Overcoming
Looking at the title, I can appreciate you may be expecting a somewhat downbeat or defeated article. My hope is that in exploring the subject, quite the opposite can be true.
In our current climate of information saturation, I am witnessing a constant stream of narratives from the broadest array of identities and their specific struggles. Across online profiles, accounts, and publications, I can hear people all over the world discussing their challenges and hardships. From individual accounts of economic, social, and mental hardship to collective stances of resistance and solidarity against systemic injustice, I’d argue that overcoming is a desire alive and well, shared by many millions.
Yet I’m left thinking, what is the purpose of this exactly? What are people getting from this narrativizing and sharing? Only those sharing can answer this question; as an observer, I’m left supposing.
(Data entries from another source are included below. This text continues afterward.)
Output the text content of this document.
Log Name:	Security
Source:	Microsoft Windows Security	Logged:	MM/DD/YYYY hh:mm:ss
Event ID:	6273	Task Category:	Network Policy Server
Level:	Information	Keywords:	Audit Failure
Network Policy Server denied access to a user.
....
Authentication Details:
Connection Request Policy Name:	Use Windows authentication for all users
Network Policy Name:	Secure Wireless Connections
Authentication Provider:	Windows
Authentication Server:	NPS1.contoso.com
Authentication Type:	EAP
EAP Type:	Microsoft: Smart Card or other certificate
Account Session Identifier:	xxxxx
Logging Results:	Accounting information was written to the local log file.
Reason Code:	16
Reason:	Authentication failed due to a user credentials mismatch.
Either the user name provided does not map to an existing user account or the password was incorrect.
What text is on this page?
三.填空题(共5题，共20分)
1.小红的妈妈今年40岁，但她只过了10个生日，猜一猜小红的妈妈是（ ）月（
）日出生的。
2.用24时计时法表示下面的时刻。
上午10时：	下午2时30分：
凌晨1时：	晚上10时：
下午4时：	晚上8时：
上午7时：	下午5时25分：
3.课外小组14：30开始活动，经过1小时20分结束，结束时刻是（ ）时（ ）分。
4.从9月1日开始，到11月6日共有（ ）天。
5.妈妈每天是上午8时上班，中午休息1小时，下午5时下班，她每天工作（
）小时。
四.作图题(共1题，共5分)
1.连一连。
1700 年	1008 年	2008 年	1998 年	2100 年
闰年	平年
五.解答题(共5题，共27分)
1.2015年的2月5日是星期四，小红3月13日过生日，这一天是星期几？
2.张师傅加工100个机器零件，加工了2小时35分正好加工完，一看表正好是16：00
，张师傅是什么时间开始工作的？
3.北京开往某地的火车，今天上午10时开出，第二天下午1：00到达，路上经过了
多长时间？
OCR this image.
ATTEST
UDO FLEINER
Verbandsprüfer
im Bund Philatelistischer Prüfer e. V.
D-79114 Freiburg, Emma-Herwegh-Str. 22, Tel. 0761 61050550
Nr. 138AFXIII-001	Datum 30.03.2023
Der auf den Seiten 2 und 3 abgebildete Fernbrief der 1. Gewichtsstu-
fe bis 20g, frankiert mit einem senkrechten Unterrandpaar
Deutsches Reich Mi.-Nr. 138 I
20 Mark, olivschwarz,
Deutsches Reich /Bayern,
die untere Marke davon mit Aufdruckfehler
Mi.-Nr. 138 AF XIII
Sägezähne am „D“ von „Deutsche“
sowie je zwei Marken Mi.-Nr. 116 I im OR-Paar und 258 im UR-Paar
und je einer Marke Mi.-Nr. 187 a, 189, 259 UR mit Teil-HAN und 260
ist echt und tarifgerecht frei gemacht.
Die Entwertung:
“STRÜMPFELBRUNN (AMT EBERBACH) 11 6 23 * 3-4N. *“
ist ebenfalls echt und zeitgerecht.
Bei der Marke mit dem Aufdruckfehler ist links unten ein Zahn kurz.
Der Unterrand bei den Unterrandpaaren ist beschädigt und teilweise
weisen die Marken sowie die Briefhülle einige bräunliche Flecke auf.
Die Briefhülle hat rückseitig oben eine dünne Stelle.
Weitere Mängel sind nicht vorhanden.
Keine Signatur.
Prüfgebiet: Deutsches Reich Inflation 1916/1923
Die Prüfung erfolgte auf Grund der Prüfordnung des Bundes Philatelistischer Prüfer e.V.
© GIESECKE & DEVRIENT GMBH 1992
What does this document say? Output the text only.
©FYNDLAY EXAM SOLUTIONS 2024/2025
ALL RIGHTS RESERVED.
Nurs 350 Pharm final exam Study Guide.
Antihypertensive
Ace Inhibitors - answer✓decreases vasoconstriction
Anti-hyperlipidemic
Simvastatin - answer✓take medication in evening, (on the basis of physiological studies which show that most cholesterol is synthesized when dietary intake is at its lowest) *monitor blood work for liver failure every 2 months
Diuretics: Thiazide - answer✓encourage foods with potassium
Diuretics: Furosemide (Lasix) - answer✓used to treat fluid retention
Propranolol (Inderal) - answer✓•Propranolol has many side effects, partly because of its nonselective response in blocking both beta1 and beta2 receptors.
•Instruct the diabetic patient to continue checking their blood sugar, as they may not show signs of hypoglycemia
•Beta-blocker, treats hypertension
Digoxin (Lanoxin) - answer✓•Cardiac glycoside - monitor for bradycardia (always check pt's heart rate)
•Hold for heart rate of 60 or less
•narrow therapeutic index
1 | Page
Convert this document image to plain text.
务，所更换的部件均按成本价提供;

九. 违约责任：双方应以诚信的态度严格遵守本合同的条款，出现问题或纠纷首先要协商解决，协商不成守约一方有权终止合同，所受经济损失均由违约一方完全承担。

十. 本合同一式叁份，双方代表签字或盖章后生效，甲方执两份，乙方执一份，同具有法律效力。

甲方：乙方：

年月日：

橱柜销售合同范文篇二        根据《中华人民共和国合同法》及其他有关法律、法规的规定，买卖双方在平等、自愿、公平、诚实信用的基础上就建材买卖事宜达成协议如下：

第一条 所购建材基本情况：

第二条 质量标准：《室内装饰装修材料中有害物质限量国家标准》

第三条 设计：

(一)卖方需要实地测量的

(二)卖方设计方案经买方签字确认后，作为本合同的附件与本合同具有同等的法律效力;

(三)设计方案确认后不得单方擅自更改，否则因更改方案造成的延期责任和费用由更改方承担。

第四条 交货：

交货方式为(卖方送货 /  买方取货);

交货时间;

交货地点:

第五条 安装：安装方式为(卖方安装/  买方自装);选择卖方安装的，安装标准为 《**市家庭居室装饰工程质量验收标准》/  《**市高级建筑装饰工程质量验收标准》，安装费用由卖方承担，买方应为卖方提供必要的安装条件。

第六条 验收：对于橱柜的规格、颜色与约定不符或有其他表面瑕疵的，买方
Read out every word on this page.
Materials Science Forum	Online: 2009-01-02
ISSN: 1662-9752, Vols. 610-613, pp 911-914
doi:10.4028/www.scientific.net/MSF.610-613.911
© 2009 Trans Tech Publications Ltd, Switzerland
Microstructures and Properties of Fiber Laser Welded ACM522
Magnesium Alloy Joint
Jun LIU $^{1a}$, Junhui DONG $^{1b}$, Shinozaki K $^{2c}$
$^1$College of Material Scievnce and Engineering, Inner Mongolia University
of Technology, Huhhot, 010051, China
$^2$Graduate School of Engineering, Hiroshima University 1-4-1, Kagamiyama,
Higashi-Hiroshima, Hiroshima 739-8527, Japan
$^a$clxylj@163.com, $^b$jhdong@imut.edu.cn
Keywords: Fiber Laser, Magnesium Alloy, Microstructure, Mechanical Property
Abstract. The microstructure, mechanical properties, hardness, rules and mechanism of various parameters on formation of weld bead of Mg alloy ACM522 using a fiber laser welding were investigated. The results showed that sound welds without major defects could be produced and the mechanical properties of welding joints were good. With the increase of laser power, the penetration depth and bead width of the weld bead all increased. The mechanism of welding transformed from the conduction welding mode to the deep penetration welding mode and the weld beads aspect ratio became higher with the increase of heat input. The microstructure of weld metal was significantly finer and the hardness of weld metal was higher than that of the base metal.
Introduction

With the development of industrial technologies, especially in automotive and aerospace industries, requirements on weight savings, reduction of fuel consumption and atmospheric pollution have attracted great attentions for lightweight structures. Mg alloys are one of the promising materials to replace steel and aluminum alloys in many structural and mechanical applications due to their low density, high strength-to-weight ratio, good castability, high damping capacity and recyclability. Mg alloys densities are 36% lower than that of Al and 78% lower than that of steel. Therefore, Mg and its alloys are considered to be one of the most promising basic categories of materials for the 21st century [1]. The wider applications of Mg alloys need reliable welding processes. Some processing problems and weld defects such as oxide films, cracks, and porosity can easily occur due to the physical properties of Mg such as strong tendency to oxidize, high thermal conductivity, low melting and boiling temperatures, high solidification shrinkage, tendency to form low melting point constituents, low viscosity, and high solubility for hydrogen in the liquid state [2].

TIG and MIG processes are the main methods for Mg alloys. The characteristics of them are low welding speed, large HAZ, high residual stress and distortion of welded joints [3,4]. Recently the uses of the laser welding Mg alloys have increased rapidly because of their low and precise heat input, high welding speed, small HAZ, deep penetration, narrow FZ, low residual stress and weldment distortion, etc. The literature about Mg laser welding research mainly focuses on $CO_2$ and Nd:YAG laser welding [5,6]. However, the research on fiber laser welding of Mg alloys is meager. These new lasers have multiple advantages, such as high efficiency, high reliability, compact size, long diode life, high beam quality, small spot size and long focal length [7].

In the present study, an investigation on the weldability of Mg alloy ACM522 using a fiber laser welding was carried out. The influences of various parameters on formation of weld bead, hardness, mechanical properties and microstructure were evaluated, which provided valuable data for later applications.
My foremost thought is whether sharing and publicizing such struggles actually aids in overcoming them.
Is overcoming just a desire or a myth?
Overcoming as a term says to me, or implies, that the challenge is over, the declaration that the struggle has ended successfully. This end, however, isn’t my experience. I’m straight, white, and a man, and I have no qualms staring down the barrel of my significant privilege. I have no representative duty or value, neither do I face any systemic oppression.
My relationship with overcoming has been purely internal: dealing with matters of well-being and mental health. The overcoming of demons and one’s inner world in my experience is a day-at-a-time process. Overcoming in this sense is not a matter of reaching a plateau or seeing greater societal change, rather it’s been about evolving as I’ve grown; it’s been an ongoing investment in myself for a better quality of life. I’ve also found that my perspective on the quality of my life has changed over the years.